As outlined in The Next Phase of the RadicleDAO post, the project’s next decentralization goal is to have the scaffolding in place to transition Core Teams to the DAO by November 2022 with initial teams transitioned by February 2023.
This proposal outlines Phase 0 of this transition which transitions Radicle’s development runway and contributor token rewards to the DAO. It requests 2.75M USDC to fund six months of Core Teams operational budgets (until February 2023) and 1M RAD to distribute among Radicle contributors who joined the project post- token launch.
To ensure a smooth and successful transition, it is wise to progressively transition aspects of the project where possible. Migrating funding for Core Team operational budgets from Foundation assets to Treasury assets will make it easier to transition Core Teams when the organizational design is ready for “production”.

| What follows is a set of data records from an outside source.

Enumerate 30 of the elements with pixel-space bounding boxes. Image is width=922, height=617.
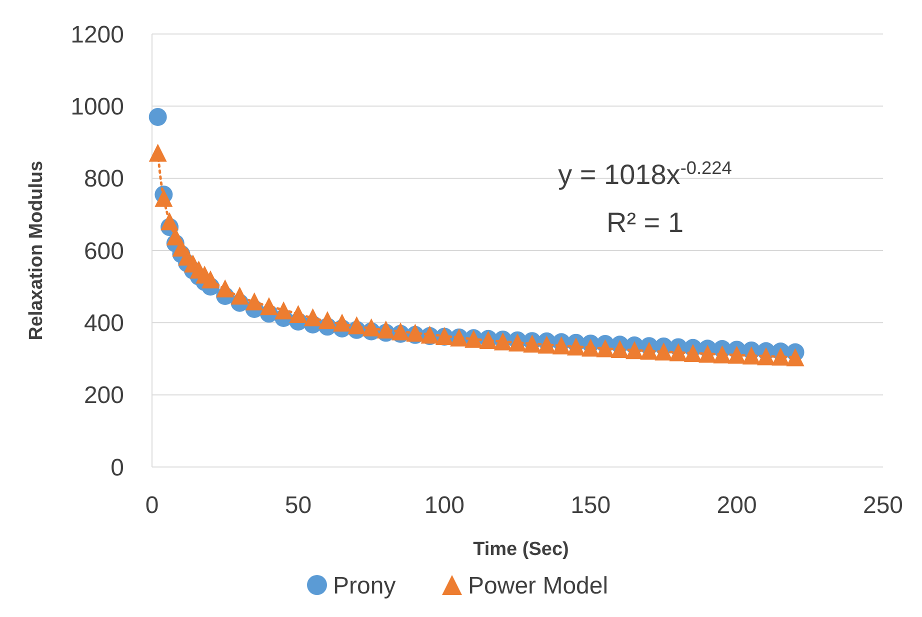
y-tick-label: 800	[84, 166, 124, 193]
x-tick-label: 150	[570, 492, 611, 519]
legend-label: Prony	[333, 572, 396, 600]
y-tick-label: 1200	[70, 21, 124, 48]
point	[786, 348, 804, 366]
y-tick-label: 0	[110, 454, 124, 482]
point	[304, 308, 322, 326]
point	[274, 301, 293, 320]
y-axis-title: Relaxation Modulus	[26, 160, 47, 340]
x-tick-label: 100	[424, 492, 464, 519]
point	[566, 337, 585, 356]
annotation: y = 1018x$^{-0.224}$	[558, 158, 732, 190]
x-axis-title: Time (Sec)	[473, 539, 569, 560]
annotation: R² = 1	[606, 207, 684, 238]
point	[640, 342, 658, 360]
y-tick-label: 600	[84, 238, 124, 265]
y-tick-label: 200	[84, 382, 124, 410]
point	[245, 292, 264, 310]
x-tick-label: 200	[716, 492, 757, 519]
point	[669, 343, 688, 362]
x-tick-label: 0	[145, 492, 159, 519]
y-tick-label: 1000	[70, 94, 124, 121]
point	[728, 346, 746, 364]
x-tick-label: 50	[284, 492, 312, 519]
point	[596, 339, 614, 358]
point	[148, 108, 167, 126]
legend-label: Power Model	[468, 572, 608, 600]
y-tick-label: 400	[84, 310, 124, 338]
point	[552, 336, 570, 354]
x-tick-label: 250	[862, 492, 904, 519]
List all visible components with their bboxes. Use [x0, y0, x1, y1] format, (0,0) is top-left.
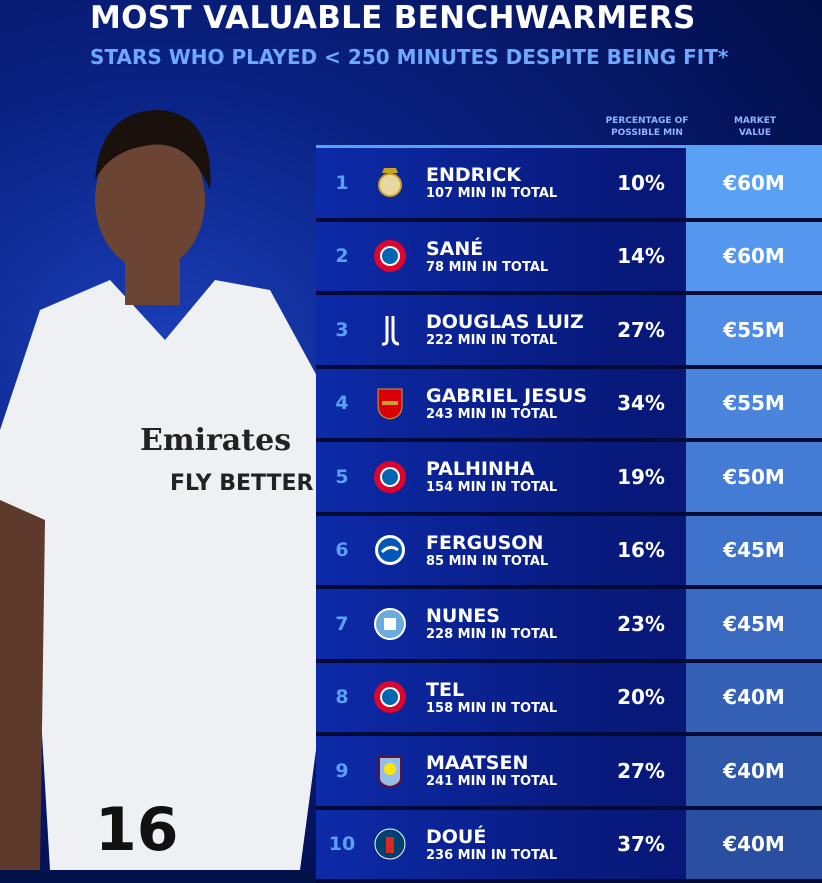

Additionally, putting contributor incentive programs in place before the transition is incredibly important to ensure Radicle’s contributors can participate actively in the governance of the RadicleDAO.
Full background for the proposal can be found in the Temperature check below
The USDC will be transferred directly to the Foundation’s Anchorage Custody Account. The Foundation will continue to manage contributor contracts and payments in each contributor’s preferred currency, drawing from the Treasury-funded capital.

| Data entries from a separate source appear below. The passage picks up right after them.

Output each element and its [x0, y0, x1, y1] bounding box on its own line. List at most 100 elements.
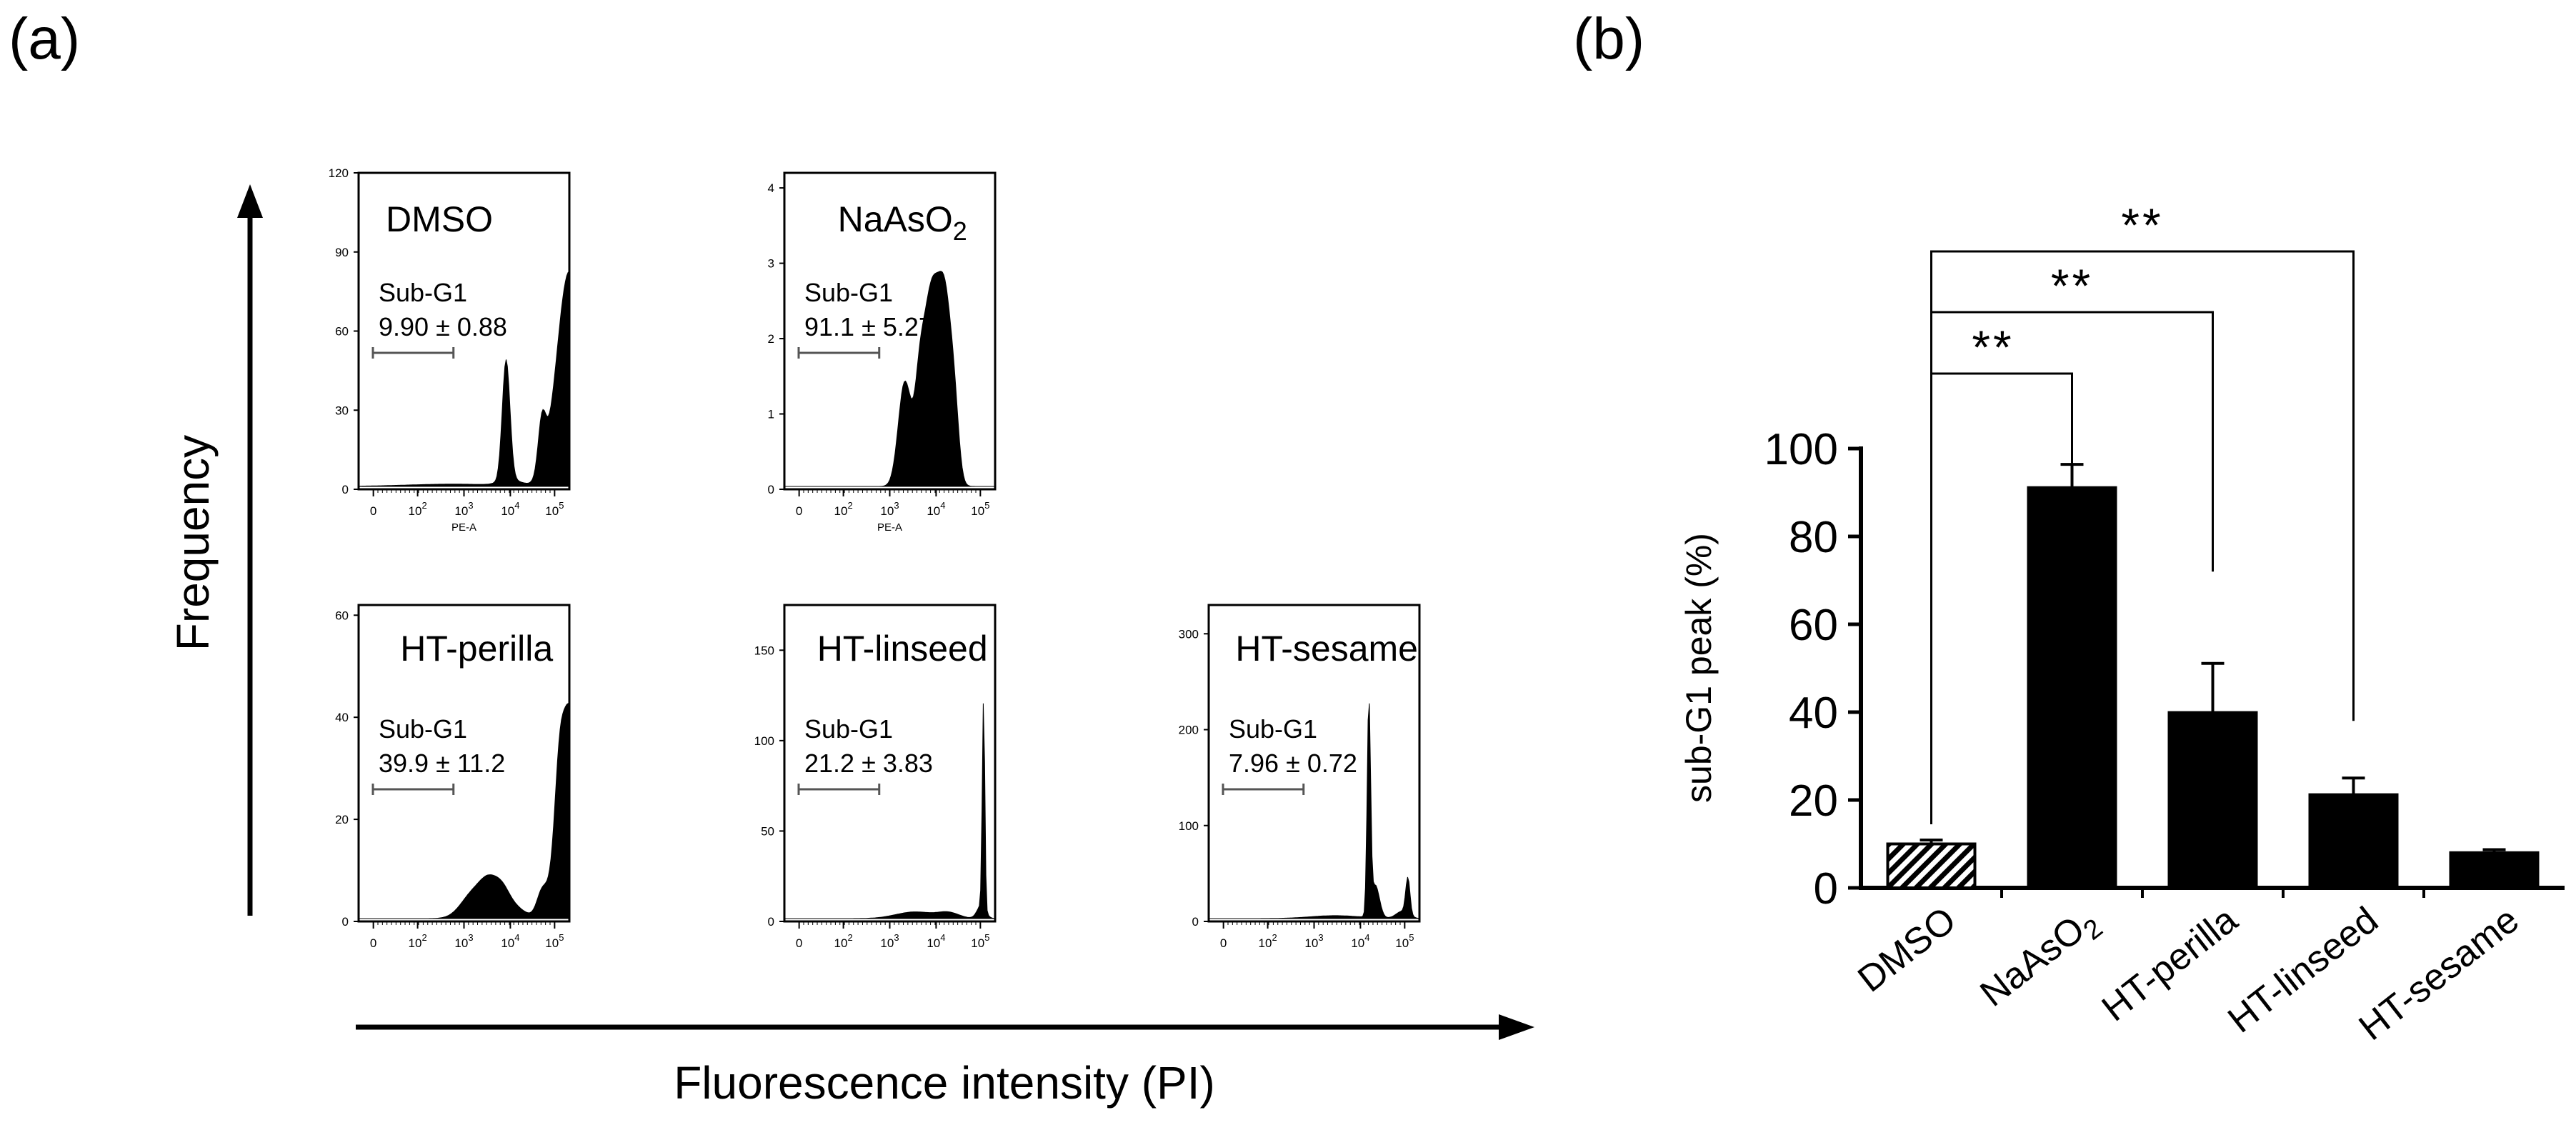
histogram-x-tick-label: 102 [1259, 932, 1277, 950]
histogram-ht-sesame: 0 100 200 300 0 102 103 104 105 HT-sesame Sub-G1 7.… [1179, 604, 1421, 950]
bar-category-label: DMSO [1850, 899, 1964, 1001]
histogram-y-tick-label: 100 [754, 734, 774, 748]
histogram-y-tick-label: 40 [335, 711, 349, 724]
histogram-x-tick-label: 102 [409, 932, 427, 950]
histogram-y-tick-label: 60 [335, 609, 349, 622]
gate-value: 39.9 ± 11.2 [379, 749, 505, 778]
histogram-curve [784, 703, 996, 919]
histogram-x-tick-label: 105 [545, 500, 564, 518]
histogram-sample-name: HT-sesame [1235, 629, 1418, 669]
histogram-ht-linseed: 0 50 100 150 0 102 103 104 105 HT-linseed Sub-G1 21… [754, 604, 997, 950]
histogram-y-tick-label: 0 [342, 915, 349, 929]
histogram-y-tick-label: 200 [1179, 724, 1199, 737]
gate-label: Sub-G1 [1229, 714, 1317, 744]
histogram-x-tick-label: 0 [1220, 936, 1227, 950]
histogram-y-tick-label: 90 [335, 246, 349, 259]
histogram-y-tick-label: 1 [768, 408, 774, 421]
bar-y-tick-label: 60 [1789, 601, 1838, 650]
histogram-sample-name: HT-perilla [400, 629, 553, 669]
panel-a-label: (a) [9, 6, 80, 71]
histogram-x-tick-label: 104 [501, 932, 519, 950]
histogram-y-tick-label: 150 [754, 644, 774, 657]
bar-y-tick-label: 40 [1789, 689, 1838, 738]
histogram-y-tick-label: 50 [761, 824, 774, 838]
histogram-y-tick-label: 0 [342, 483, 349, 496]
bar-y-tick-label: 0 [1814, 864, 1838, 914]
histogram-x-tick-label: 105 [971, 500, 989, 518]
bar-dmso [1886, 842, 1977, 889]
gate-value: 9.90 ± 0.88 [379, 312, 507, 341]
histogram-x-tick-label: 103 [880, 932, 899, 950]
histogram-channel-label: PE-A [451, 521, 476, 534]
histogram-x-tick-label: 102 [834, 932, 853, 950]
gate-label: Sub-G1 [804, 714, 893, 744]
histogram-x-tick-label: 105 [545, 932, 564, 950]
histogram-y-tick-label: 300 [1179, 627, 1199, 641]
gate-label: Sub-G1 [804, 278, 893, 307]
frequency-arrow-head [237, 184, 263, 218]
histogram-x-tick-label: 0 [796, 504, 802, 518]
histogram-x-tick-label: 103 [880, 500, 899, 518]
histogram-x-tick-label: 104 [927, 500, 945, 518]
histogram-y-tick-label: 120 [329, 166, 349, 180]
histogram-y-tick-label: 30 [335, 404, 349, 417]
histogram-curve [358, 270, 570, 487]
histogram-curve [359, 703, 570, 919]
gate-label: Sub-G1 [379, 714, 467, 744]
histogram-x-tick-label: 103 [1304, 932, 1323, 950]
histogram-x-tick-label: 0 [370, 504, 376, 518]
histogram-y-tick-label: 0 [768, 483, 774, 496]
histogram-y-tick-label: 100 [1179, 819, 1199, 833]
histogram-y-tick-label: 0 [768, 915, 774, 929]
histogram-y-tick-label: 60 [335, 325, 349, 339]
significance-stars: ** [2121, 199, 2163, 251]
histogram-x-tick-label: 102 [834, 500, 853, 518]
histogram-curve [784, 271, 995, 487]
bar-y-axis-label: sub-G1 peak (%) [1679, 533, 1719, 803]
bar-y-tick-label: 20 [1789, 776, 1838, 826]
histogram-x-tick-label: 0 [370, 936, 376, 950]
histogram-y-tick-label: 2 [768, 332, 774, 346]
histogram-x-tick-label: 104 [501, 500, 519, 518]
frequency-label: Frequency [167, 435, 219, 651]
histogram-x-tick-label: 105 [971, 932, 989, 950]
significance-bracket: ** [1930, 199, 2355, 824]
histogram-x-tick-label: 104 [1351, 932, 1369, 950]
histogram-y-tick-label: 4 [768, 181, 774, 195]
histogram-curve [1209, 703, 1420, 919]
bar-ht-perilla [2167, 711, 2258, 889]
bar-ht-linseed [2308, 793, 2399, 889]
histogram-channel-label: PE-A [877, 521, 902, 534]
intensity-label: Fluorescence intensity (PI) [674, 1057, 1215, 1109]
histogram-x-tick-label: 102 [409, 500, 427, 518]
intensity-arrow-head [1499, 1014, 1534, 1040]
histogram-sample-name: DMSO [386, 199, 493, 239]
panel-b-label: (b) [1573, 6, 1644, 71]
gate-label: Sub-G1 [379, 278, 467, 307]
histogram-x-tick-label: 104 [927, 932, 945, 950]
histogram-x-tick-label: 103 [454, 932, 473, 950]
histogram-ht-perilla: 0 20 40 60 0 102 103 104 105 HT-perilla Sub-G1 39.9… [335, 604, 571, 950]
bar-ht-sesame [2449, 851, 2540, 890]
histogram-y-tick-label: 3 [768, 257, 774, 271]
histogram-y-tick-label: 0 [1192, 915, 1199, 929]
bar-naaso2 [2027, 486, 2117, 889]
histogram-naaso: 0 1 2 3 4 0 102 103 104 105 PE-A NaAsO2 Sub-G1 91.1 ±… [768, 171, 997, 534]
significance-stars: ** [2051, 259, 2093, 312]
bar-y-tick-label: 100 [1764, 425, 1838, 474]
gate-value: 7.96 ± 0.72 [1229, 749, 1357, 778]
significance-stars: ** [1972, 321, 2014, 374]
gate-value: 91.1 ± 5.27 [804, 312, 933, 341]
significance-line [1930, 250, 2355, 824]
flow-axes: Frequency Fluorescence intensity (PI) [167, 184, 1534, 1109]
histogram-sample-name: NaAsO2 [838, 199, 967, 246]
histogram-x-tick-label: 103 [454, 500, 473, 518]
bar-category-label: NaAsO2 [1972, 899, 2108, 1020]
histogram-y-tick-label: 20 [335, 813, 349, 826]
histogram-dmso: 0 30 60 90 120 0 102 103 104 105 PE-A DMSO Sub-G1 9.9… [329, 166, 571, 534]
histogram-x-tick-label: 0 [796, 936, 802, 950]
bar-y-tick-label: 80 [1789, 513, 1838, 562]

To ensure these rewards can be allocated by the DAO to current contributors before the transition, the recommended quickest and easiest way forward is to delegate the responsibility for managing the vesting contracts to the Radicle Foundation, with the intention of transferring ownership to the DAO once Core Teams have transitioned.
In practice, this proposal recommends transferring the ~1M RAD for contributor rewards to a Gnosis Safe multisig controlled by the Foundation Council and an overseer (@lftherios @abbey @cloudhead and/or someone supporting the Foundation’s operations). The vesting contracts will be deployed to this multisig, giving the signers the ability to pause, terminate, and update the vesting contracts. The “vesting start date” of each vesting contract will be the date the contributor first started working for the Foundation.

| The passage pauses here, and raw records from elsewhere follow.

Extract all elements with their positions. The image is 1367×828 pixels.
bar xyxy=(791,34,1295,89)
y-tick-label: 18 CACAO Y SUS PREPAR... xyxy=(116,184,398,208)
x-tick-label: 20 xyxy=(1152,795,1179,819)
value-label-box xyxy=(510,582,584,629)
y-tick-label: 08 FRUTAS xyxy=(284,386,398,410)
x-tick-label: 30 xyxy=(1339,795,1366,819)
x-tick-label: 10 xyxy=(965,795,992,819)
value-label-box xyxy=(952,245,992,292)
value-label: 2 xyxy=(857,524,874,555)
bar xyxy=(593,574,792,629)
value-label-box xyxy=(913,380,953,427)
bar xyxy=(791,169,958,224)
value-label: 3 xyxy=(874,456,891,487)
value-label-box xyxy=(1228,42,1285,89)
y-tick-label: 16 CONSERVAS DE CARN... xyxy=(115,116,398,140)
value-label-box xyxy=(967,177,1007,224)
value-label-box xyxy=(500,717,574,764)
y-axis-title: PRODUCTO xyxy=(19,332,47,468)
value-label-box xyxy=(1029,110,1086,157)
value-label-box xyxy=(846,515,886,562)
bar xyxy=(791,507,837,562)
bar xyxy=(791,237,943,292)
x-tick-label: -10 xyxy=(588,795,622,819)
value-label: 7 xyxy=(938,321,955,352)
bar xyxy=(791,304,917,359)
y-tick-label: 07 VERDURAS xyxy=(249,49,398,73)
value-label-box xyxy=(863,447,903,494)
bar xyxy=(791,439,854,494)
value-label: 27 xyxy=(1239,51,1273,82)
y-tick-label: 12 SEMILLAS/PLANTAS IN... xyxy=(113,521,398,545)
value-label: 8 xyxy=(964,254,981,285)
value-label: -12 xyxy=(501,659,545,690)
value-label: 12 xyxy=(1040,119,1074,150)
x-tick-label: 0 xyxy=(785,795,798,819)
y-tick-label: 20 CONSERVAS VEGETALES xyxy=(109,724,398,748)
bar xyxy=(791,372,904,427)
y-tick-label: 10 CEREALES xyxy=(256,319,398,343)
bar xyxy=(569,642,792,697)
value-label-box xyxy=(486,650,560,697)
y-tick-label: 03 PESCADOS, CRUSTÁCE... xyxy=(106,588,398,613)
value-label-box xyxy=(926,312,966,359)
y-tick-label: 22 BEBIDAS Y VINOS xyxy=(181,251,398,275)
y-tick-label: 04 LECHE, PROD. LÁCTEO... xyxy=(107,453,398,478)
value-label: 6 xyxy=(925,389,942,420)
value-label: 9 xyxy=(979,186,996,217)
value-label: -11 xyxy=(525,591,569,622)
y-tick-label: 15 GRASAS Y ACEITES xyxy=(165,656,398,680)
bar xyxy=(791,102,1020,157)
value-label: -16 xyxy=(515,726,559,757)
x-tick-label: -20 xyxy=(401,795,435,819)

The Foundation will be responsible for managing these vesting contracts until the transition. Once the infrastructure is in place, ownership of this multisig can be delegated among any number of DAO participants, decentralizing control of the vesting contracts to the DAO itself.
Until the transition, the multisig can take action in the following ways:
- If a contributor drastically reduces their average time spent on Radicle (over 50%) within the vesting period, then the multisig has the permission to update their vesting contract accordingly.
- If a contributor leaves the project within the cliff period, the multisig has permission to end or replace (pause) the contract.
- If a contributor leaves the project, the multisig has permission to send the “unvested” tokens back to the Treasury
Before taking any of the actions outlined above, at least one multsig signer must discuss the decision must be discussed with the contributor. To ensure the multisig signers’ actions don’t go unchecked, one member of the contributor’s Core Team must also participate in this discussion.
The vesting contracts should be configured to ensure maximum flexibility for the DAO to upgrade the contracts as it sees fit, as well as create new ones for future contributors.
As @shelb_ee said in the Temperature Check:
- What other details do we need to include in the implementation details?
- What is suitable enough infrastructure for handing over control of the compensation and incentive multisigs to the DAO? What security best practices have to be developed?